兵庫県丹波篠山市西新町の武家屋敷安間(あんま)家史料館で、きのう9月9日の「重陽(ちょうよう)の節句」にちなんだイベントが開かれている。健康、長寿を祈願する「被綿(きせわた)」体験や、菊をイメージした和菓子で一服を楽しむ抹茶体験などが催され、来場者らは日本の伝統文化に触れながら、和やかなひとときを過ごしている。イベントは10日まで。

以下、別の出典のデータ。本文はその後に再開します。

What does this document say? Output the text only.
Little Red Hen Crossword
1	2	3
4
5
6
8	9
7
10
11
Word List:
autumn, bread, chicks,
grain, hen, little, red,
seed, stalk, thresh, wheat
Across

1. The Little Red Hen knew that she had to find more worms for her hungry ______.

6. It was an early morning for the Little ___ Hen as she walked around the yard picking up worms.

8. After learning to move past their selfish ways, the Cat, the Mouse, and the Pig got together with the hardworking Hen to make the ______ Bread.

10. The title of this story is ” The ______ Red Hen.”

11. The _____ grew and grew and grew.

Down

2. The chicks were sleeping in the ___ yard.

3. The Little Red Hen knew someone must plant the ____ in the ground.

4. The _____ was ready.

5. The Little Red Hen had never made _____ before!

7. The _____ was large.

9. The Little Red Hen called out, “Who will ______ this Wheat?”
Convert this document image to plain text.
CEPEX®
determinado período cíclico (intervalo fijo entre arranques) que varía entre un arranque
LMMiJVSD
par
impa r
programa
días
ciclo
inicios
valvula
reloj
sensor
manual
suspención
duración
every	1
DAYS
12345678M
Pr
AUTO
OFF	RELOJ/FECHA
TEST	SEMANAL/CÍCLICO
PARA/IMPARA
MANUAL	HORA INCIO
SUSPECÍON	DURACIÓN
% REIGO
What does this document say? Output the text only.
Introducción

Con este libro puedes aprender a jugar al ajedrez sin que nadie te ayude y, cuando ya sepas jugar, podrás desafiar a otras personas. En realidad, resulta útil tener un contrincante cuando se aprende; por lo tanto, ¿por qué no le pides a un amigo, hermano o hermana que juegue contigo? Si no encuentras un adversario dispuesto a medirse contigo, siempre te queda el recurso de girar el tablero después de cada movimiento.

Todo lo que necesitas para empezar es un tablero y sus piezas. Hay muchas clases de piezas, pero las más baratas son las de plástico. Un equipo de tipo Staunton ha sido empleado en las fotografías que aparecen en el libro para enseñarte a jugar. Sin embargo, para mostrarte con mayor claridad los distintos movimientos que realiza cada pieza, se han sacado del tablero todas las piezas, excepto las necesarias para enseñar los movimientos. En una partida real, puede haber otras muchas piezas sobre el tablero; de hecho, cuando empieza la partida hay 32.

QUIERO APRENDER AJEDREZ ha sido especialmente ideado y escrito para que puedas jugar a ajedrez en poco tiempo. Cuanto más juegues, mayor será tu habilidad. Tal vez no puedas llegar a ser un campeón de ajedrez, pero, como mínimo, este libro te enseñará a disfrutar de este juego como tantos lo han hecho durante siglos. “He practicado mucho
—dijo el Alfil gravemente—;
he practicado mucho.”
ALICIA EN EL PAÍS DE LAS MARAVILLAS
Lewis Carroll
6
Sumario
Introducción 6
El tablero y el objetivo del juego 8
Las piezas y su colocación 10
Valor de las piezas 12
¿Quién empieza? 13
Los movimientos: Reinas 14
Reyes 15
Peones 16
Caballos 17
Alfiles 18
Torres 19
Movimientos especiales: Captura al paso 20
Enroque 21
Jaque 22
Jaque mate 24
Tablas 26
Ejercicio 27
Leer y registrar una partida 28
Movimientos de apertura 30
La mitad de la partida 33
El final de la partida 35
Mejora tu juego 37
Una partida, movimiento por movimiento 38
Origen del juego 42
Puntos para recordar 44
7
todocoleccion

「重陽の節句」は、桃の節句や端午の節句などと並ぶ五節句のひとつ。
古来、中国では陰陽思想から、奇数は「陽」で縁起が良い数、偶数は「陰」で縁起の悪い数と考え、奇数の中で一番大きな数の「9」が重なる9月9日は、「一年で最も縁起が良い日」とされた。旧暦(10月中頃)では、菊が咲く季節であることから、「菊の節句」とも呼ばれている。
重陽の節句の中に「被綿」の行事があり、同施設によると、重陽の前日(8日)に菊の花に真綿を被せ、一晩、夜露と菊の香りを綿に染み込ませる。翌朝、夜露を含んだ綿で体をぬぐえば長寿や無病、若さを保つことができるとされる日本独自の風習という。
友人2人と訪れ、被綿を体験した田淵幸子さん(76)は、「ぬぐった部分のお肌がつやつやして若返ったような」と笑い、「後期高齢者ではなく、『香貴高齢者』としていきいきと過ごし、健康長寿を目指します」と笑顔を見せていた。